Corps caverneux explores the inner male being
Three performers use dance to explore what it means to be a man
For women who care to make an effort to understand men beyond the cover stories in Cosmopolitan, the new creation by Montreal choreographer Aurélie Pedron could be a ticket to ride. Presented under the joint auspices of DanseCité and Tangente, the work, Corps caverneux (Cavernous Body), delves into the inner male being of three quite different men.
Daniel Soulières is the mature dean of Montreal dancers, Lael Stellick projects a young man’s formidable physical presence and Félix Beaulieu-Duchesneau brings the knowledge that comes with raising three kids.
Each was asked over the course of a working process that began 18 months ago to contribute their notions of how it feels to be a man.
“It wasn’t an intellectual process at all,” said Pedron at a recent rehearsal in the huge studio in the bowels of Place des Arts that she was renting from O Vertigo dance company. “We worked always with what was felt, and revealed images that we hadn’t planned on showing. We never said, ‘OK, here we show men’s relation to their infancy.’ ”
The child is father to the man, of course, so notions of infancy did make it into Corps caverneux. The work’s opening scene at rehearsal showed six-footer Beaulieu-Duchesneau repeatedly slamming an old-fashioned baby carriage violently on the floor. He ended up wearing the hood of the carriage awkwardly on his head. Whether his gestures toward the carriage related to his own infancy or to his role as adult caregiver was open to interpretation.

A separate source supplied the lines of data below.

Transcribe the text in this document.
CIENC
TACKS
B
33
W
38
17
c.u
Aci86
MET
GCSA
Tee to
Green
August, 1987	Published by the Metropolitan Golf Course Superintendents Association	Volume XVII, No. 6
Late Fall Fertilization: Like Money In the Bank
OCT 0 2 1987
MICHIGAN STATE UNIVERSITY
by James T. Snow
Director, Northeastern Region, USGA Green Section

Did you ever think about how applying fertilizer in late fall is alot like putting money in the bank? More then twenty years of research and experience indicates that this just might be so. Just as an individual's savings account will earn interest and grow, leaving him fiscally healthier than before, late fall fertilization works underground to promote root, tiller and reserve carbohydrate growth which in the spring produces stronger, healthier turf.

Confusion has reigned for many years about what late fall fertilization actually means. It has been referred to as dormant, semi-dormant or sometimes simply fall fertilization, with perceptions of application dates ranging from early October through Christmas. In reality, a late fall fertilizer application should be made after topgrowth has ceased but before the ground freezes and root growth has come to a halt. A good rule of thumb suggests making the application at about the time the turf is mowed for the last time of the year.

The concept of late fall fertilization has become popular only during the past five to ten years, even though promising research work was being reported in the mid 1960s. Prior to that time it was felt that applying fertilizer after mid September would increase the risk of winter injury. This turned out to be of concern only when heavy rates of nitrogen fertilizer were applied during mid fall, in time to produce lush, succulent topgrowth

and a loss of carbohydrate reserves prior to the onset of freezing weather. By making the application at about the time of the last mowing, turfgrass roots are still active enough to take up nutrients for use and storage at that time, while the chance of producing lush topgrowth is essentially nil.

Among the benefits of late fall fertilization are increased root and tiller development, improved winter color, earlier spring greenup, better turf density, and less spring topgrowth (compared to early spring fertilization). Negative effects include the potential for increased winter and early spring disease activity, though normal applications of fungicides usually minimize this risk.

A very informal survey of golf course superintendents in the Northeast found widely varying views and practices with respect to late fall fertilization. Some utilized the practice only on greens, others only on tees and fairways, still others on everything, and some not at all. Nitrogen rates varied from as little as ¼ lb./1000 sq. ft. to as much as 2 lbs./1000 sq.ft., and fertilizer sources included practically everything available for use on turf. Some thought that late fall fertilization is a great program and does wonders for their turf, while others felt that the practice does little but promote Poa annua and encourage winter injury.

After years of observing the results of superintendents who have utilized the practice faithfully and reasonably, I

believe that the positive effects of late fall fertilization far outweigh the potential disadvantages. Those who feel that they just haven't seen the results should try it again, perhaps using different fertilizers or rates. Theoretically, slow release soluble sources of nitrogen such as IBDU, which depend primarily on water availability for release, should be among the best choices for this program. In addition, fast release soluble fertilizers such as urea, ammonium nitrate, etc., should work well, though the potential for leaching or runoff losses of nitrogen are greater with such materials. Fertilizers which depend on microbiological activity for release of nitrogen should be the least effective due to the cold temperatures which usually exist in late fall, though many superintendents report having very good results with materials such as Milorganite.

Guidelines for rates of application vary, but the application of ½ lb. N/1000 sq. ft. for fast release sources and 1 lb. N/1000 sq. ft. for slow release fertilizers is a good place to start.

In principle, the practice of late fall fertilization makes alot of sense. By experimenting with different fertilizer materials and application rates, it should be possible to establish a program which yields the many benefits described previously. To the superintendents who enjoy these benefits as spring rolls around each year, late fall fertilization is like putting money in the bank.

“I tried to use images as though they were an unfolding fan — they bring various interpretations to each observer,” Pedron said.
“My great fear was to stigmatize men, declaring men are like this or men are like that. I dislike when advertising stigmatizes men or women by using their attributes to sell something. For me, a man can be many things.”
So the cowboy hat in Soulières’s hands was transformed from a Marlboro Man symbol of machismo into a butterfly flickering under a strong light. For Pedron, such transformations are part of the work’s poetic quest to find hidden aspects of men. When poetry is so abstract, nothing should be taken at face value. Taken literally, the sight of Soulières standing forlornly in a steel laundry basin, as he does at the opening, would be absurdly funny.
Stellick, meanwhile, was harnessed into a weird contraption created by sculptor Jeremy Gordaneer using two accordions that had been lying idly about Pedron’s house. Ventilation pipes from a generator pumped air into the accordions to create a long, drawnout single note. The sight of the contraption on the dancer’s back gave rise to visions of labour, toil, drudgery.
“I told Jeremy that I wanted a ‘feminine’ object, but it turned into a very ‘masculine’ one,” said Pedron, inadvertently falling into the sexist trap herself. Yet such traps, she realized, are practically inevitable.
“(Sexist) clichés do exist inside us because we live in society — we’re not untouched.”
Unfolding almost in utter darkness with illumination coming only from strategically placed light bulbs, the opening scene had an undeniable tension.
As the work progresses, Pedron said, it passes through several colours, eventually brightening and ending in light.
“I don’t look to create tension, but it’s in all my works. I have the impression that I’m ‘digging’ in unusual places.
“I want the viewer to have his own image, but I don’t want to set him free. Tension is my tool for holding him captive.”
Corps caverneux is the counterpoint to Chair (Flesh), Pedron’s 2011 work about the nature of women.
“Working with women and men is equally enjoyable, but maybe I had more trouble working with women. Maybe I was more conscious of being a woman. Moreover, Chair was quite violent and it wasn’t easy to accept this violence. I tried to get away from it, but it kept coming back.”
Pedron’s artistic reflections on men and women invite comparison with another trilogy about the sexes by Montreal choreographer Charmaine LeBlanc, the all-female Quarantaine (2004), the allmale Quarantaine 4X4 (2008) and last year’s Terminus, with a mixed cast.
Common to both Leblanc’s and Pedron’s projects are not only their use of accompanying video/ graphic arts, but, more significantly, their violence in the sections about women — emotional in Quarantaine, more overtly physical in Chair.
Pedron might end up with a trilogy of her own. She’s looking for the right format for a possible third work on the same theme.
“Maybe it’ll have a one-on-one with the audience.”